Consacré à la tradition religieuse chrétienne des palmes tressées dans le monde méditerranéen, ce dossier a été rédigé par Robert Castellana, coordinateur du Projet Phoenix avec la collaboration de Jean Christophe Pintaud (IRD).  Source: CASTELLANA R., 2000. Culture, Introduction et Diffusion de Plantes à Usages Rituels en Méditerranée Occidentale. Actes des quatrièmes Journées universitaires corses de Nice, 7-9 novembre 1998 [organisés par le] Centre d’études corses de Nice (CECN). – Nice : Université de Nice, 2000 (06-Nice : Impr. Faculté des lettres). – 176 p., ill. ; 29 cm. Textes des communications en français et en corse. – Notes bibliogr. – DL 01-14093 (D1). – 944.99. – ISBN 2-9508315-2-4. pp. 115-127. Lire

Illustration de la Genèse et de l’Arbre de la Connaissance extraite du Beatus de Liebana.

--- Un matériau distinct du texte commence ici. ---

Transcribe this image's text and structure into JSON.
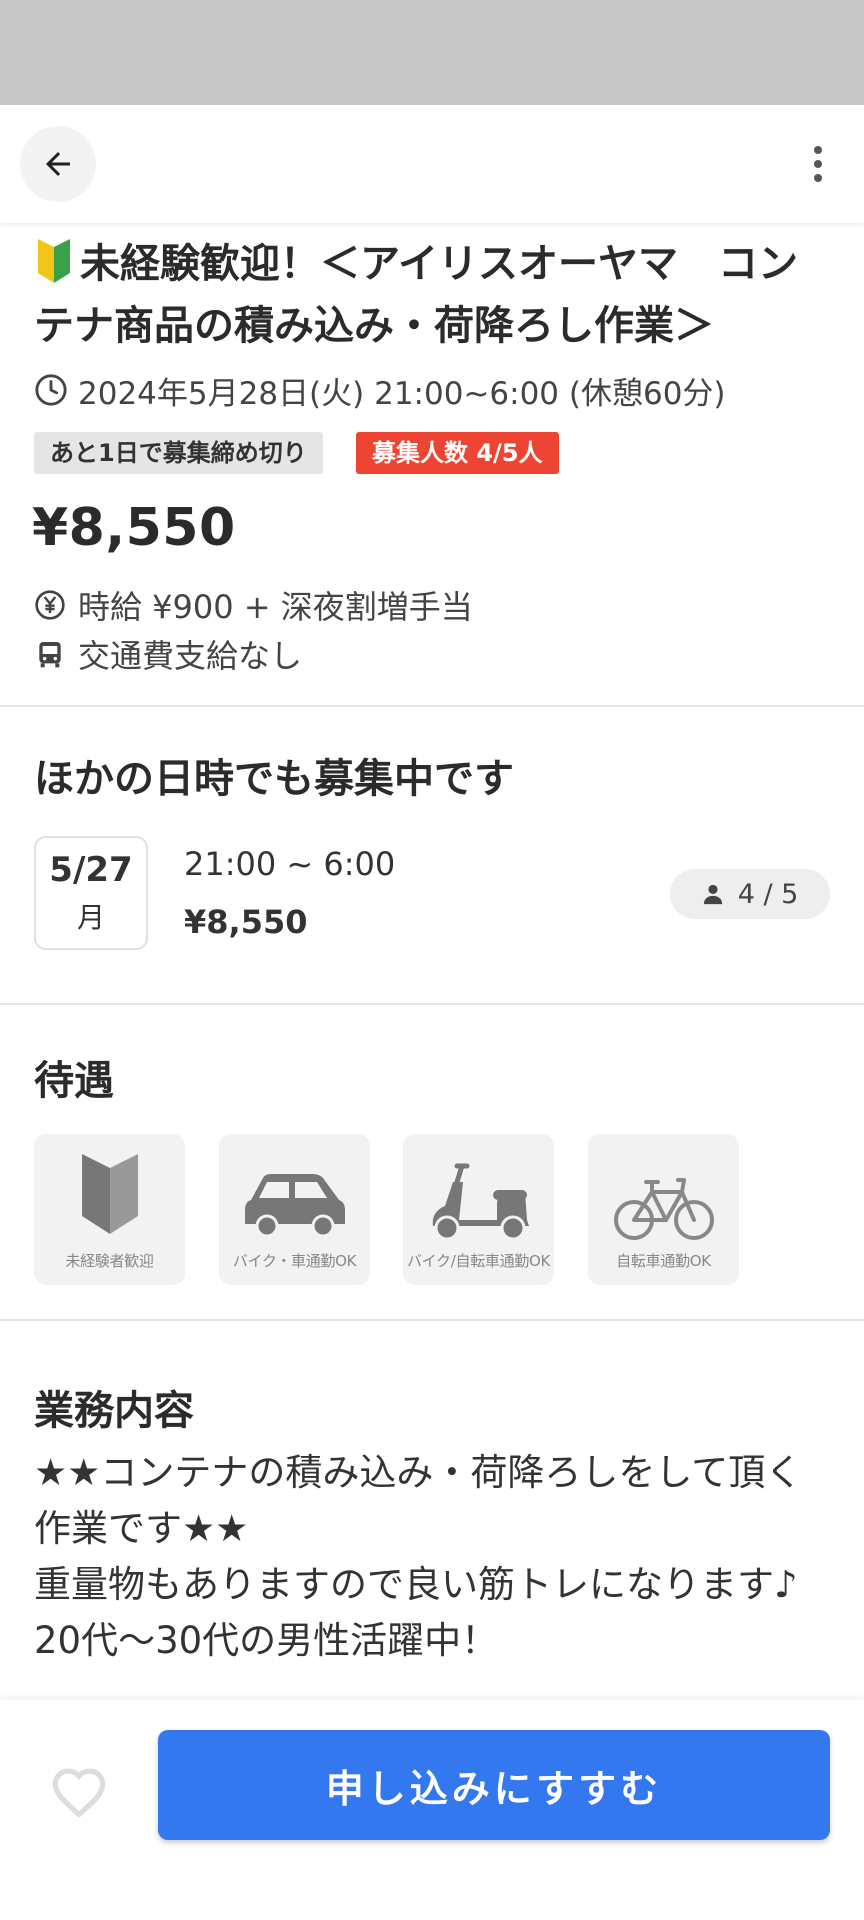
{
  "job": {
    "title": "未経験歓迎！＜アイリスオーヤマ　コンテナ商品の積み込み・荷降ろし作業＞",
    "datetime": "2024年5月28日(火) 21:00~6:00 (休憩60分)",
    "deadline_badge": "あと1日で募集締め切り",
    "recruit_badge": "募集人数 4/5人",
    "price": "¥8,550",
    "wage": "時給 ¥900 + 深夜割増手当",
    "transport": "交通費支給なし"
  },
  "other_dates": {
    "title": "ほかの日時でも募集中です",
    "slot": {
      "date": "5/27",
      "weekday": "月",
      "time": "21:00 ~ 6:00",
      "price": "¥8,550",
      "count": "4 / 5"
    }
  },
  "perks": {
    "title": "待遇",
    "items": [
      {
        "label": "未経験者歓迎",
        "icon": "beginner-icon"
      },
      {
        "label": "バイク・車通勤OK",
        "icon": "car-icon"
      },
      {
        "label": "バイク/自転車通勤OK",
        "icon": "scooter-icon"
      },
      {
        "label": "自転車通勤OK",
        "icon": "bicycle-icon"
      }
    ]
  },
  "work": {
    "title": "業務内容",
    "description": "★★コンテナの積み込み・荷降ろしをして頂く作業です★★\n重量物もありますので良い筋トレになります♪\n20代～30代の男性活躍中！"
  },
  "bottom": {
    "apply_label": "申し込みにすすむ"
  },
  "colors": {
    "accent": "#3478f0",
    "badge_red": "#ee4433",
    "status_bar": "#c8c8c8"
  }
}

Saint-Sever France, ca 1060. BNF fol. 5v-6

Les plantes occupent une place importante dans les textes bibliques et parmi elles le palmier-dattier qui fait partie des principaux rites chrétiens orientaux, copte, byzantin, arménien, chaldéen, syrien ou maronite. Cette tradition remonte à la mention dans les Évangiles de l’entrée du Christ à Jérusalem. Le Dies Palmarum (Office des Palmes ou des Rameaux) est ainsi célébré depuis le 4ème siècle à Jérusalem et en Egypte par les églises chrétiennes. L’introduction de l’imagerie du palmier en Occident, où cet arbre était alors inconnu, remonte à l’époque où le monachisme et l’érémitisme se développèrent dans les déserts et les oasis du Moyen-Orient. Les palmiers, qui participaient du quotidien des moines, étaient en effet largement représentés dans les monastères. Ces mêmes monastères allaient être par la suite à l’origine de évangélisation de l’Europe, avec notamment l’installation d‘ermites orientaux sur la côte ligure, Sant’Ampelio à Bordighera et surtout Saint Honorat à Cannes, sur l’île de Lérins dont le rayonnement s’étendra jusqu’à l’Irlande. Les légendes relatives aux moines de Lérins et de Bordighera font explicitement allusion à la présence du palmier, qui devient vite incontournable dans l’iconographie chrétienne en Occident. On le retrouve dés lors dans l’architecture des églises et dans leur décoration, en tant qu’attribut des saints orientaux mais aussi des martyrs chrétiens. Le palmier possède donc dans l’Occident chrétien une connotation hautement exotique, celle d’un emblème de la Terre Sainte. Elle ressort plus particulièrement de la célébration du Dimanche des Palmes, le Dies Palmarum, qui inaugure la Semaine Sainte. Les moines et les moniales lui donneront une dimension de catéchisme populaire avec la diffusion de la tradition des feuilles de palmes tressées qui s’étend de nos jours à l’ensemble du monde chrétien. Mais au-delà de l’imagerie exotique et/ou religieuse, l’histoire du Dies Palmarum est aussi celle de l’introduction et de la diffusion d’une plante, avec la fondation des deux palmeraies médiévales d’Elche en Espagne et de Bordighera en Italie.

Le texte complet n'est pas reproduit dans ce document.